Ero lì che riflettevo sulla mia esperienza militare, sul senso di solitudine e noia che avevo sperimentato poco più che ventenne, lontano centinaia di chilometri dalla mia isola, in un’epoca in cui la comunicazione era affidata ai telefoni a gettoni e a qualche sporadica corrispondenza epistolare. Settimane, mesi trascorsi nel grigiore di una caserma triste e decadente, ottusa nei suoi ingranaggi e stanca nei rituali. Tempo che scorreva lento e si calcolava ogni giorno alla rovescia, quello che mancava alla prossima licenza. O alla fine della leva.
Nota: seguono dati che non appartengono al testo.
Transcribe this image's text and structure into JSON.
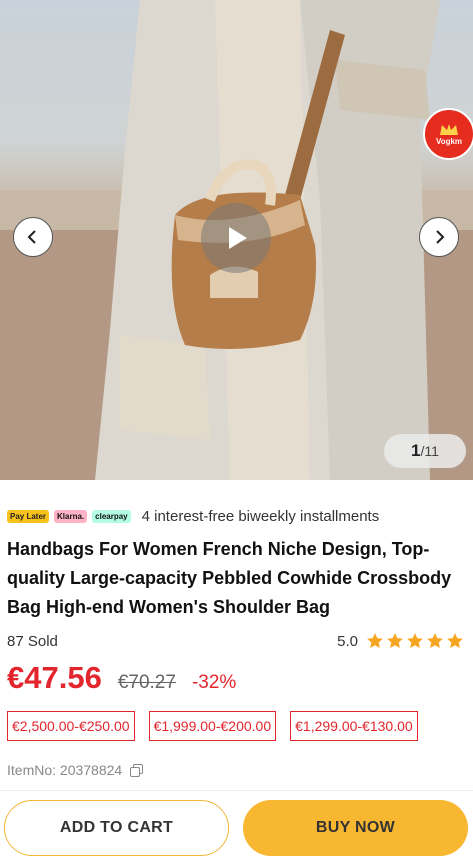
{
  "gallery": {
    "current": "1",
    "total": "/11",
    "badge_label": "Vogkm",
    "icons": {
      "prev": "chevron-left-icon",
      "next": "chevron-right-icon",
      "play": "play-icon"
    }
  },
  "payment": {
    "providers": [
      "Pay Later",
      "Klarna.",
      "clearpay"
    ],
    "text": "4 interest-free biweekly installments"
  },
  "product": {
    "title": "Handbags For Women French Niche Design, Top-quality Large-capacity Pebbled Cowhide Crossbody Bag High-end Women's Shoulder Bag",
    "sold": "87 Sold",
    "rating": "5.0",
    "stars": 5,
    "price": "€47.56",
    "original_price": "€70.27",
    "discount": "-32%",
    "coupons": [
      "€2,500.00-€250.00",
      "€1,999.00-€200.00",
      "€1,299.00-€130.00"
    ],
    "item_no": "ItemNo: 20378824"
  },
  "actions": {
    "add_to_cart": "ADD TO CART",
    "buy_now": "BUY NOW"
  },
  "colors": {
    "price_red": "#e3262d",
    "star": "#f6a623",
    "buy_bg": "#f7b731"
  }
}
Ma avanzava sempre tempo per la città, in principio sconosciuta ed estranea, per le lunghe camminate d’evasione, antidoto al grigiore, tra piazze immerse nel sole e imperiosi edifici, gli stretti vicoli e le scalinate ripide che mi rimandavano a Napoli, facendomi un po’ sentire a casa.
Signora del mare, la Superba, una città che imparai così a riconoscere, giorno dopo giorno, come la cantilena dolce e malinconica della sua lingua: dalle alture al fronte del porto, il profilo colorato da cartolina e quello più nascosto. E il tempo sembrò come d’incanto accelerare.